Cast adrift – does the minister understand the problems?
Our coverage of the Transport Select Committee evidence session raises some serious questions about the intention or the competence of government to aid our sector.
The evidence was presented very well, with all three operators – Mick Pearson, Candice Mason and Nigel Skill – setting out their case, the Chairman, Huw Merriman MP, and his predecessor Lillian Greenwood, both acquitted themselves well in their job, and Graham Vidler of the CPT was on great form. I should also make special mention of the other MPs who cross-examined the Transport Minister, in particular Greg Smith, who has been dogged in pursuing our case.
But how far did the meeting take us? No further, I think. Once again, Baroness Vere gave the impression she had not been listening to the evidence at all and only got on her laptop two minutes before her appearance, because her answers not only failed to offer hope, but failed to understand the issues.
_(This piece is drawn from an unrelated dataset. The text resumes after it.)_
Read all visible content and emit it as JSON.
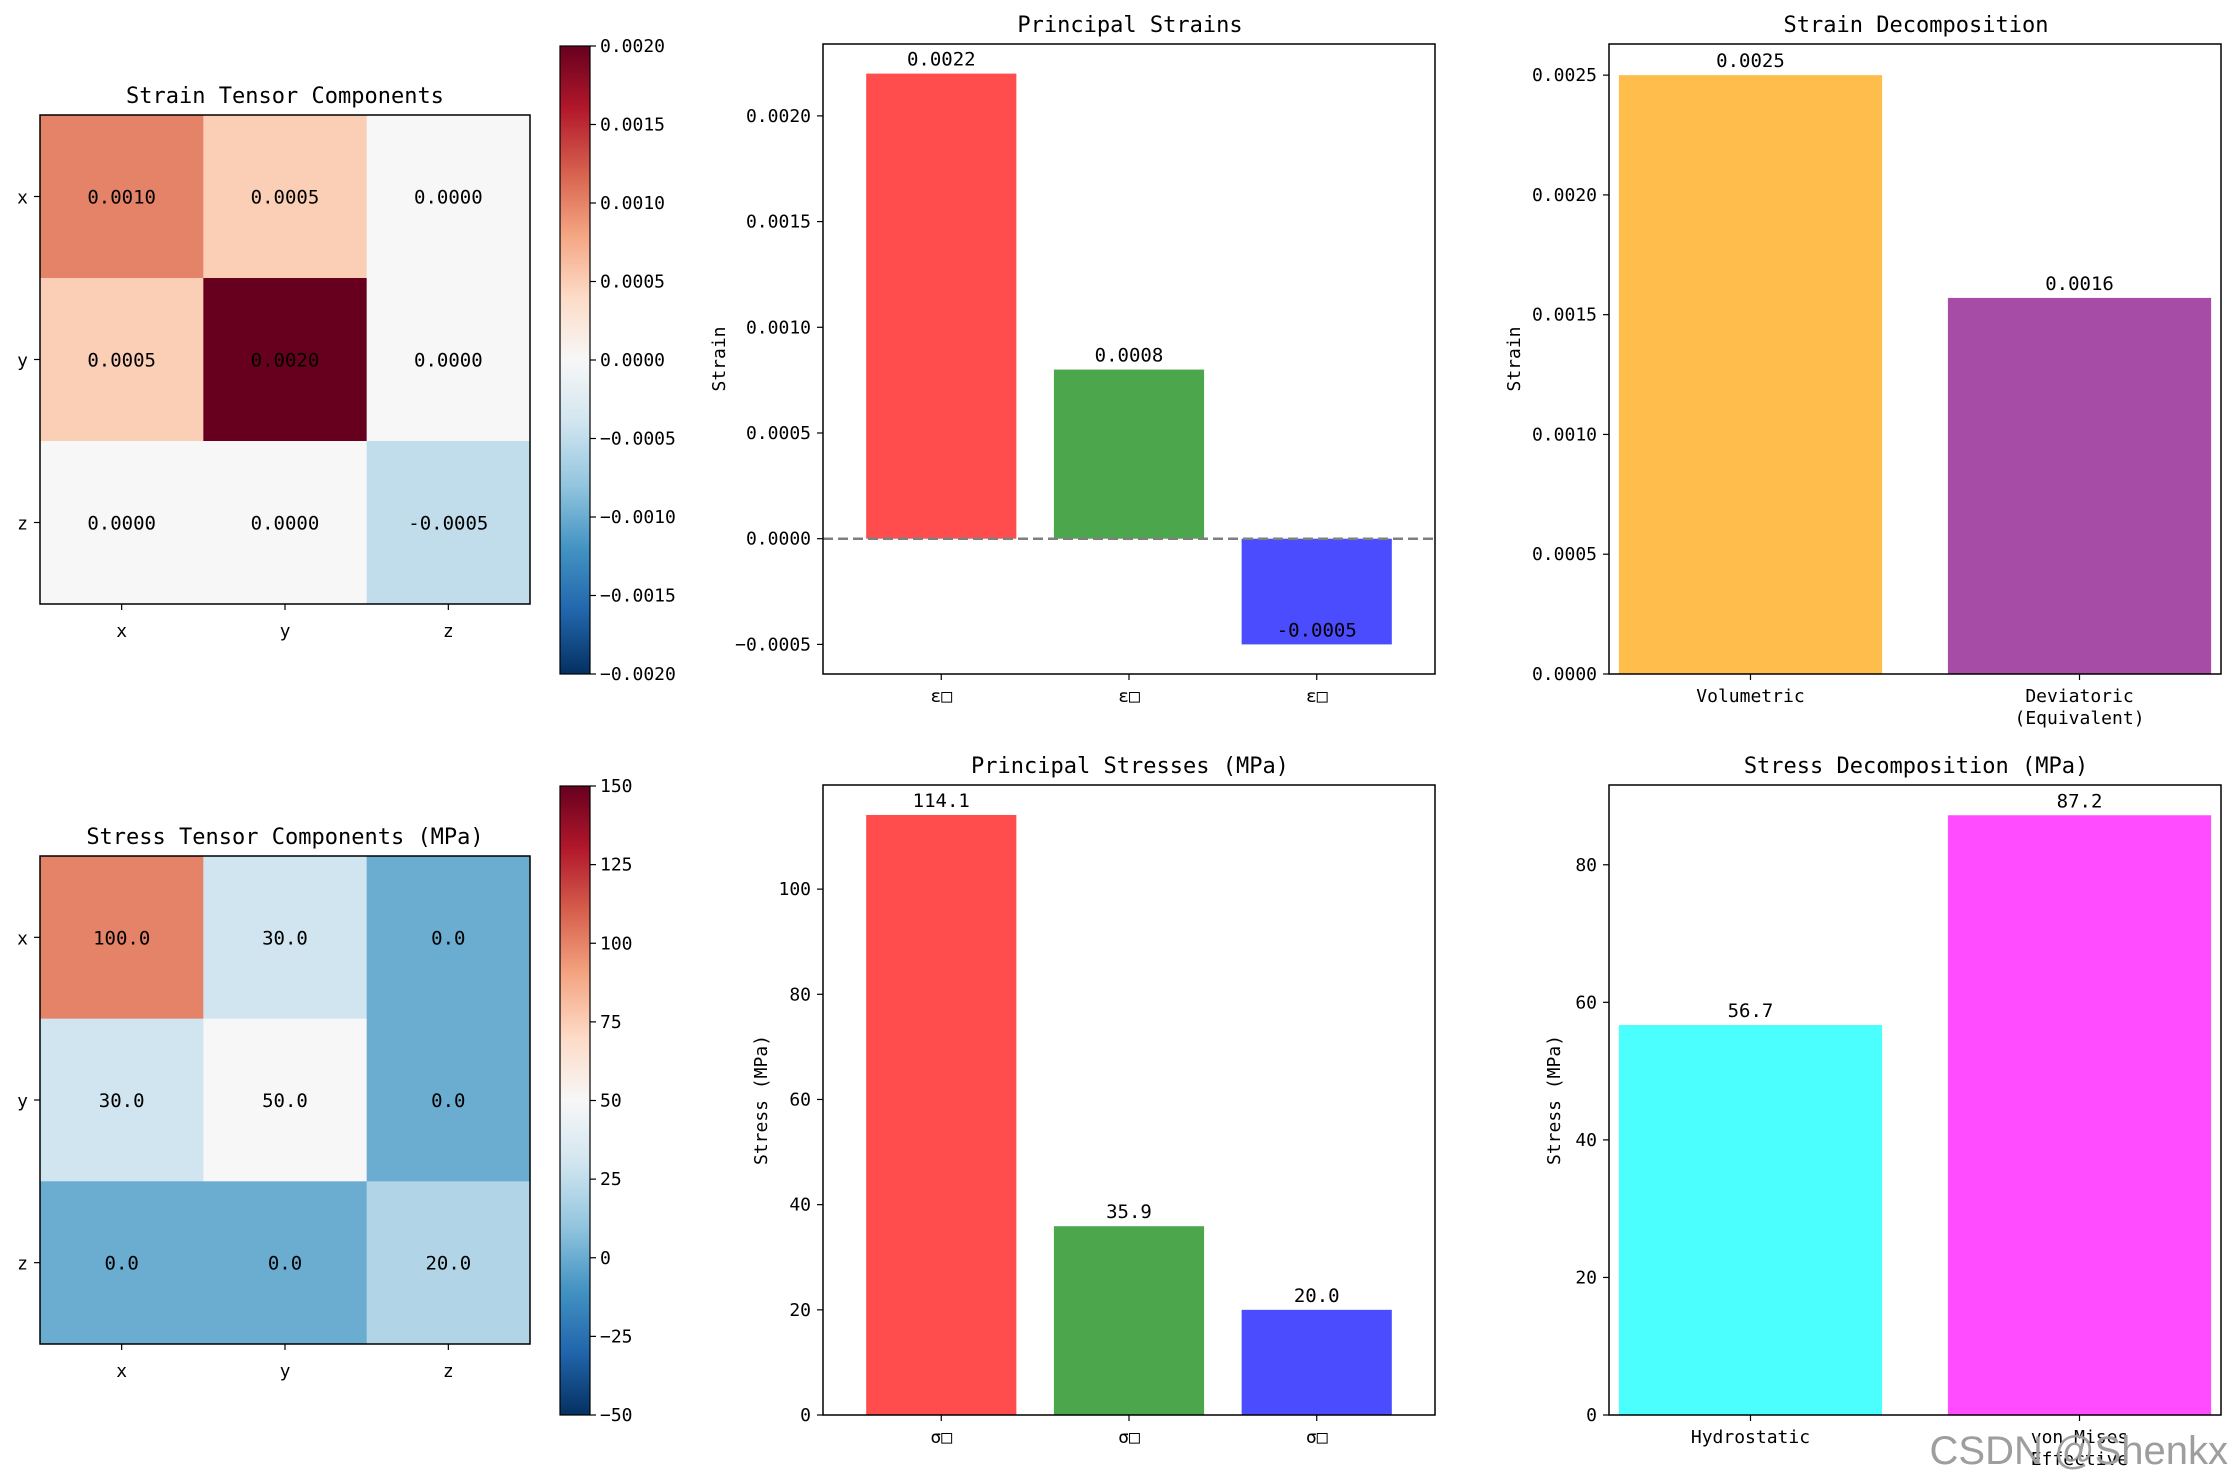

I hope the CPT’s best guess is wrong and that 40% of coach operators’ businesses are not in jeopardy, but the cause of failure for some businesses will be two of the government’s own policies, both of which make little sense.
I’m referring to the drive for Euro VI vehicles in our cities and the PSVAR regulation, applied to home-to-school services where parents or pupils pay.
There was never a need for Euro V vehicles to be driven out of cities when those vehicles are so far from the end of their working lives. They offered a cost-effective way for cities to achieve modal shift, from cars to coaches, and that would have driven down emissions without additional restrictions.
But, as we expected, local authorities ran scared of the car driver vote and penalised the vehicles whose passengers are polluting the least, regardless of Euro VI. Had the Clean Air Zones phased Euro VI in over five years, with increasing charges for Euro V, operators would have had time to adapt without filling their books with debt. And as Graham Vidler said, with a 15% upturn in loadings, coaches could take 47 million car journeys off the road.
Baroness Vere seems to think that this pace of change was quite normal. There are fields and yards full of Euro V vehicles, at depressed prices, waiting for new owners, which prove her wrong. The sheer scale of the investment was unprecedented, the book depreciation on coaches in fleets was stark, and the investment was made with tragic timing.
‘Then there’s PSVAR. Baroness Vere said at the session that the industry had 20 years to prepare for it. This is not true. It was only in the last two years that it became apparent that it would be applied to school services’
Then there’s PSVAR. Baroness Vere said at the session that the industry had 20 years to prepare for it. This is not true. It was only in the last two years that it became apparent that it would be applied to school services, and not for any practical reason. Just because the journeys are scheduled and have paying passengers.
I must say here and now that coach operators back the idea of inclusivity fully, and would support any measure to improve the lot of wheelchair users. However, we have noted before that schools usually contract separately for pupils who need wheelchairs. Maybe that should change, and the contracts themselves become inclusive; combined, the contracts may be enough to pay for the accessible coaches needed. But then, many if not most rural stops are unsuitable for using a wheelchair lift.
No parent of a child who uses a wheelchair is going to tolerate that child being hoisted five feet in the air on a platform on a rainy winter’s day, nor should able-bodied pupils have to sit there getting wet, while a stigmatised child boards the coach. This indignity is upwards of £15,000 to install, and will rarely be used.
Yet Baroness Vere and her department continue this farce.
As Nigel Skill pointed out, companies like his which did the governments bidding and took all of this on to their balance sheet are now on a cliff edge, while operators who did not, have a better chance of surviving the summer.
The lack of understanding of coach operators’ place in their communities was even more depressing. It seemed that the message that vulnerable people – the elderly, children, the disabled – trust and depend on their local coach operator not just for travel but to relieve loneliness seemed lost on the minister.
She doesn’t equate coach operators with the local pub or post office, but perhaps with on-line banking services which can be switched at an instant. She believes that operators 50 miles away will swoop in to fill the void left by defunct coach operators. That may be true, but they won’t know the geography, the people and their needs. Coach travel isn’t just vehicles, it’s people who have engaged over generations to trust each other. Literally from the first day of school to the graveside
It’s depressing. But what I do know is that the bus and coach industry does understand the value of localism, and that this is a resilient industry. I hope that our family-run businesses survive for the sake of their communities. Maybe some will re-emerge under new ownership but with the same talent at the helm because, even if it is lost on government ministers, the value of coach businesses to their communities is not lost on the wider industry.